Por Paula Puebla
La escena es más o menos así. Un perro mediano, de pelaje marrón y ojos negros, retoza bajo los rayos del sol invernal. Acostado, como quien no quiere la cosa, ajeno a las preocupaciones mundanas de los que caminan erguidos, goza de la vida y del destiempo. Hasta que una ráfaga imprevista trae algo que lo alerta: el cuzco levanta la cabeza y hociquea el aire para detectar, con precisión, quién se avecina. Se despabila en una fracción de segundo, se incorpora y empieza a revolear la cola. Por la esquina, a varios metros, su mirada constata lo que su olfato predijo. Abrigada con un chaleco inflable rosa Dior que mitiga las temperaturas naturales, con collar al tono pero sin correa, una perra salchicha con pecas sobre su lomo, hace su entrada triunfal a la plaza. Se acercan el uno a otro con familiaridad, amor o un visible sentido de la amistad y entonces el día, para ellos, alcanza la plenitud.
No importa en qué plaza transcurre este encuentro. Si en la del Congreso, en la Rodríguez Peña o en la Serrano. No importa porque el encuentro de este perrito callejero con, pongámosle, Viena o Manchita o Raquel, nunca sucedió más que acá, entre estas líneas, tu imaginación y la mía. Porque así es el artilugio de la ficción, un pacto triangulado que vive —y sobrevive— pese a sentirse arrinconado por la imposición de la experiencia personal de nuestra era.
Rompo el pacto a propósito de cierta información: “En la Ciudad hay más perros que niños menores de 10 años”. El dato lo aporta la Dirección General de Estadísticas y Censos del Gobierno porteño, para la indignación de quienes han incurrido en el magnificente acto de tener hijos y la indiferencia de quienes no. En los hogares, cada vez más difíciles de sostener en inquilinato perpetuo, hay 397 mil bendiciones y más de 490 mil perros. Una medición elocuente que contabiliza felinos aparte —368 mil— para no tener que titular que en la capital del país las mascotas doblan en cantidad a los infantes todopoderosos con menos de una década sobre esta tierra.

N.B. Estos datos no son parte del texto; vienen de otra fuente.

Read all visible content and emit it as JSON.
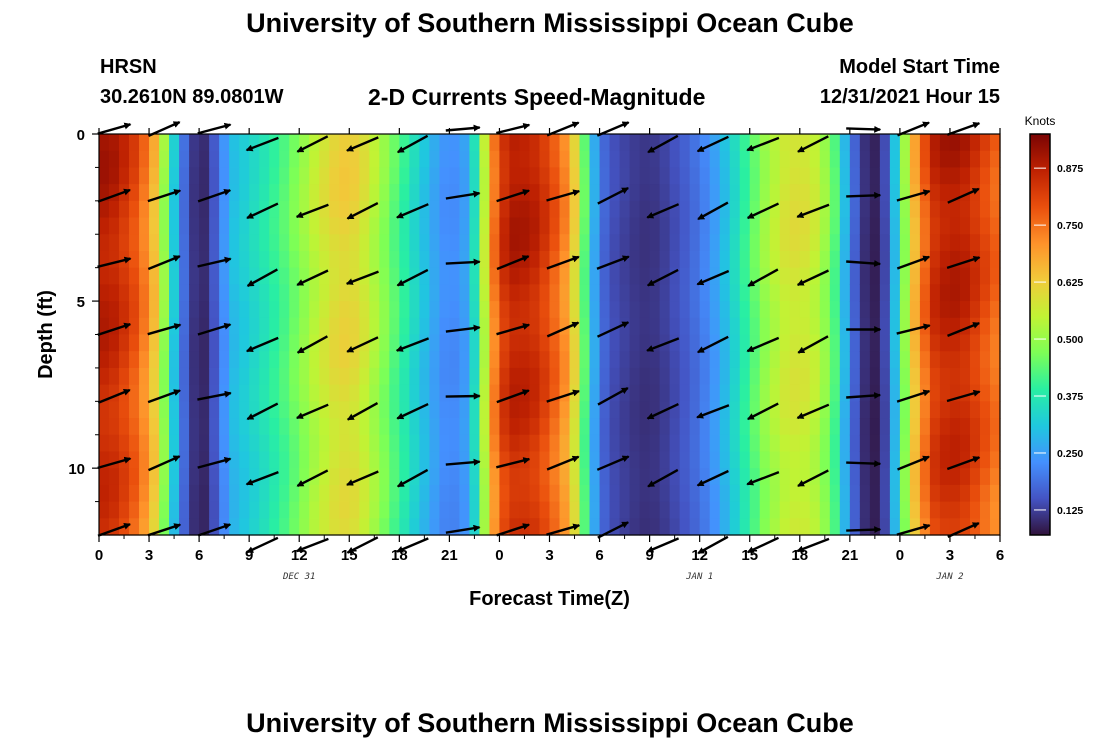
{
  "header": {
    "title": "University of Southern Mississippi Ocean Cube",
    "station": "HRSN",
    "coords": "30.2610N  89.0801W",
    "plot_title": "2-D Currents Speed-Magnitude",
    "model_start_label": "Model Start Time",
    "model_start_value": "12/31/2021 Hour 15"
  },
  "footer": {
    "title": "University of Southern Mississippi Ocean Cube"
  },
  "chart_data": {
    "type": "heatmap",
    "title": "2-D Currents Speed-Magnitude",
    "xlabel": "Forecast Time(Z)",
    "ylabel": "Depth (ft)",
    "x_ticks": [
      "0",
      "3",
      "6",
      "9",
      "12",
      "15",
      "18",
      "21",
      "0",
      "3",
      "6",
      "9",
      "12",
      "15",
      "18",
      "21",
      "0",
      "3",
      "6"
    ],
    "x_tick_hours": [
      0,
      3,
      6,
      9,
      12,
      15,
      18,
      21,
      24,
      27,
      30,
      33,
      36,
      39,
      42,
      45,
      48,
      51,
      54
    ],
    "x_range_hours": [
      0,
      54
    ],
    "date_labels": [
      {
        "text": "DEC 31",
        "hour": 12
      },
      {
        "text": "JAN 1",
        "hour": 36
      },
      {
        "text": "JAN 2",
        "hour": 51
      }
    ],
    "y_ticks": [
      "0",
      "5",
      "10"
    ],
    "y_tick_values": [
      0,
      5,
      10
    ],
    "y_range": [
      0,
      12
    ],
    "y_inverted": true,
    "colorbar": {
      "label": "Knots",
      "range": [
        0.07,
        0.95
      ],
      "ticks": [
        "0.125",
        "0.250",
        "0.375",
        "0.500",
        "0.625",
        "0.750",
        "0.875"
      ],
      "tick_values": [
        0.125,
        0.25,
        0.375,
        0.5,
        0.625,
        0.75,
        0.875
      ],
      "colors": [
        "#30123b",
        "#4454c4",
        "#4490fe",
        "#1fc8de",
        "#29efa2",
        "#7dff56",
        "#c1f334",
        "#f1ca3a",
        "#fe922a",
        "#ea4f0d",
        "#be2102",
        "#7a0403"
      ]
    },
    "speed_profile": {
      "description_hours": [
        0,
        1,
        2,
        3,
        3.5,
        4,
        4.5,
        5,
        5.5,
        6,
        6.5,
        7,
        7.5,
        8,
        9,
        10,
        11,
        12,
        13,
        14,
        15,
        16,
        17,
        18,
        19,
        20,
        21,
        22,
        22.5,
        23,
        23.5,
        24,
        25,
        26,
        27,
        28,
        28.5,
        29,
        29.5,
        30,
        30.5,
        31,
        32,
        33,
        34,
        35,
        36,
        37,
        38,
        39,
        40,
        41,
        42,
        43,
        44,
        44.5,
        45,
        45.5,
        46,
        46.5,
        47,
        47.5,
        48,
        49,
        50,
        51,
        52,
        53,
        54
      ],
      "speed_knots": [
        0.9,
        0.88,
        0.82,
        0.72,
        0.62,
        0.48,
        0.32,
        0.2,
        0.13,
        0.09,
        0.11,
        0.17,
        0.24,
        0.3,
        0.34,
        0.38,
        0.43,
        0.49,
        0.56,
        0.61,
        0.63,
        0.58,
        0.5,
        0.42,
        0.34,
        0.27,
        0.22,
        0.26,
        0.36,
        0.52,
        0.7,
        0.84,
        0.9,
        0.88,
        0.82,
        0.72,
        0.62,
        0.48,
        0.32,
        0.2,
        0.16,
        0.14,
        0.12,
        0.11,
        0.13,
        0.16,
        0.2,
        0.26,
        0.34,
        0.43,
        0.52,
        0.58,
        0.6,
        0.56,
        0.46,
        0.34,
        0.22,
        0.14,
        0.1,
        0.09,
        0.12,
        0.22,
        0.42,
        0.7,
        0.86,
        0.9,
        0.88,
        0.82,
        0.76
      ]
    },
    "vector_rows_ft": [
      0,
      2,
      4,
      6,
      8,
      10,
      12
    ],
    "vector_columns": [
      {
        "hour": 0.9,
        "dir_deg": 18
      },
      {
        "hour": 3.9,
        "dir_deg": 20
      },
      {
        "hour": 6.9,
        "dir_deg": 15
      },
      {
        "hour": 9.8,
        "dir_deg": -155
      },
      {
        "hour": 12.8,
        "dir_deg": -155
      },
      {
        "hour": 15.8,
        "dir_deg": -155
      },
      {
        "hour": 18.8,
        "dir_deg": -155
      },
      {
        "hour": 21.8,
        "dir_deg": 5
      },
      {
        "hour": 24.8,
        "dir_deg": 18
      },
      {
        "hour": 27.8,
        "dir_deg": 20
      },
      {
        "hour": 30.8,
        "dir_deg": 25
      },
      {
        "hour": 33.8,
        "dir_deg": -155
      },
      {
        "hour": 36.8,
        "dir_deg": -155
      },
      {
        "hour": 39.8,
        "dir_deg": -155
      },
      {
        "hour": 42.8,
        "dir_deg": -155
      },
      {
        "hour": 45.8,
        "dir_deg": 0
      },
      {
        "hour": 48.8,
        "dir_deg": 18
      },
      {
        "hour": 51.8,
        "dir_deg": 20
      }
    ]
  }
}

Te parezca simpático o no, a estas familias se las llama “familia multiespecie” y a los bichos no se los llama bichos o mascotas sino “animal conviviente” o “animal de afecto”. A los dueños, “tutores” o “responsables”. Todos los días se aprende algo nuevo y en todo momento las cosas desafían lo que pensamos del mundo. ¡La familia porteña cambió, señor presidente! Y cualquiera no muy embebido en su ombligo podrá advertirlo, si se sienta un rato en la plaza en su propia hora pico. Las pelotitas que llegan perdidas a los pies del transeúnte ya no corresponden al paleteo torpe del piberío. Los nombres vociferados con preocupación por los adultos ya no son para los Felipes traviesos o las Matildas escurridizas de dos patas. Los cochecitos ya no llevan por bebés rozagantes por pasajeros sino canes gerontes, desdentados, con artrosis y los ojos blanqueados por las cataratas. Hay cumpleañitos en los caniles, paseadores con status docente y veterinarios alertando sobre los límites en los vínculos antropomorfos. Así las cosas. Así las colas.
Ahora volvamos a la fronda infinita y maravillosa de nuestra imaginación. En algún espacio verde de la city, aquel cuzquito marrón sin nombre y sin techo —por cierto, marginado de los números del censo— olisquea las partes pudendas de una salchicha paticorta y altanera, malcriada como toda hija única, déspota de departamento. Ella se deja, se hace la distraída como distraída está su mamá luchona, que desliza el dedo hacia la derecha y la izquierda compulsivamente sobre la pantalla de su celular. Entonces Viena o Manchita o Raquel le pregunta a su amorío sin raza: “¿No tenés a nadie para presentarle?”